Qui n’a jamais pesté contre un nid-de-poule qui fait trembler l’habitacle ou ruine une jante ? Au Royaume-Uni, ces défauts de chaussée ne se contentent pas d’agacer : ils seraient impliqués dans 6 % des accidents mortels ou graves, pour un coût sociétal estimé à 54,7 milliards de livres par an (près de 64 milliards d’euros).
Face à ce constat, Citroën pousse un angle inhabituel pour un constructeur : les données et l’intelligence artificielle. Avec son « Better Roads Manifesto », la marque appelle les autorités britanniques à s’appuyer sur l’application STAN pour repérer les trous plus tôt et passer à une maintenance préventive.
Voici ce que dit l’offensive (relais Auto Journal, août 2026), ce que ça change pour les flottes et les particuliers, et l’angle AutoSuivi — jantes, pneus, suspensions, budget entretien — y compris en France, où le confort sur routes abîmées est déjà un terrain de jeu Citroën (notre article précédent).
En bref
| Élément | Détail |
|---|---|
| Problème UK | Nids-de-poule liés à ~6 % des accidents graves/mortels |
| Coût sociétal cité | ~54,7 Md £ / an (~64 Md €) |
| Outil | App STAN (images + IA + GPS) |
| Document | Better Roads Manifesto (Citroën UK) |
| Économies potentielles | ≥ 5,5 Md £ (~6,4 Md €) si détection + organisation |
| Perception | 28 % des conducteurs auraient déjà perdu le contrôle en évitant un trou / débris |
Pourquoi Citroën s’en mêle
Un constructeur parle d’ordinaire de suspensions, de confort, de SUV. Ici, Citroën UK adresse surtout les gestionnaires de routes et les flottes. Le message : détecter plus vite les défauts de chaussée, c’est moins d’accidents et une maintenance plus efficace — donc des économies à grande échelle.
Le manifeste chiffre au moins 5,5 milliards de livres d’économies possibles (~6,4 milliards d’euros) grâce à une meilleure détection et une meilleure organisation des réparations. Pour les opérateurs de flottes, la traduction est concrète : moins de suspensions et de pneus à remplacer, véhicules plus disponibles, tournées plus simples à planifier.
Ce n’est pas qu’un communiqué « tech ». C’est aussi une manière de rappeler que le confort Citroën (coussins, filtrages) ne remplace pas une chaussée entretenue — et que le coût des mauvaises routes finit toujours sur la facture de quelqu’un : assureur, collectivité, ou propriétaire.
Un système local très éclaté (enquête FOI)
Pour étayer le manifeste, Citroën a demandé des informations aux 154 autorités locales en charge des routes. Les réponses peignent un tableau fragmenté :
| Constat (UK) | Ordre de grandeur |
|---|---|
| Géolocalisation des nids-de-poule | Seulement 49 % des services |
| Cartographie précise | Près de la moitié ne le fait pas |
| Délais de réparation | De quelques heures à trois mois (extrême ~1 an) |
| Seuil d’intervention | Dès 40 mm chez certains ; bien plus profond ailleurs |
| Compensations 2022 | ~22,7 M£ (~26 M€) versées aux conducteurs |
La définition même du « nid-de-poule » varie. Sans standard, difficile de comparer les performances d’une collectivité à l’autre — d’où l’appel à un standard national de réparation.

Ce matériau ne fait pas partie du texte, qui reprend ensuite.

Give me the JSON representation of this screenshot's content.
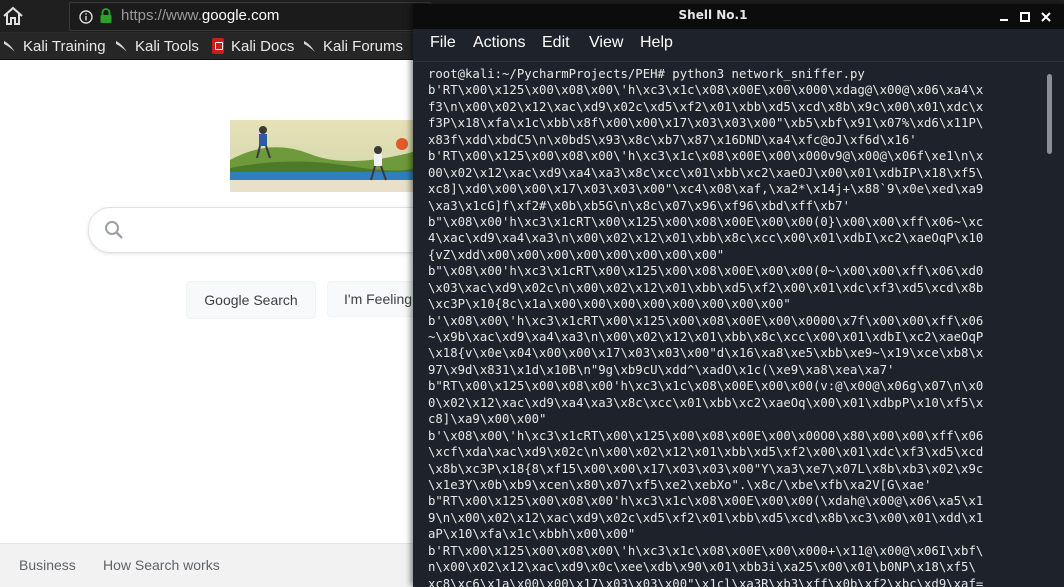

Côté perception conducteurs (étude commandée par la marque) : 28 % auraient déjà perdu le contrôle en évitant un trou ou des débris ; 56 % paieraient plus de taxe locale si l’argent allait intégralement à l’entretien des routes ; 49 % accepteraient une hausse de taxe véhicules sous la même condition. Des chiffres à prendre comme un baromètre d’opinion, pas comme une loi de finances.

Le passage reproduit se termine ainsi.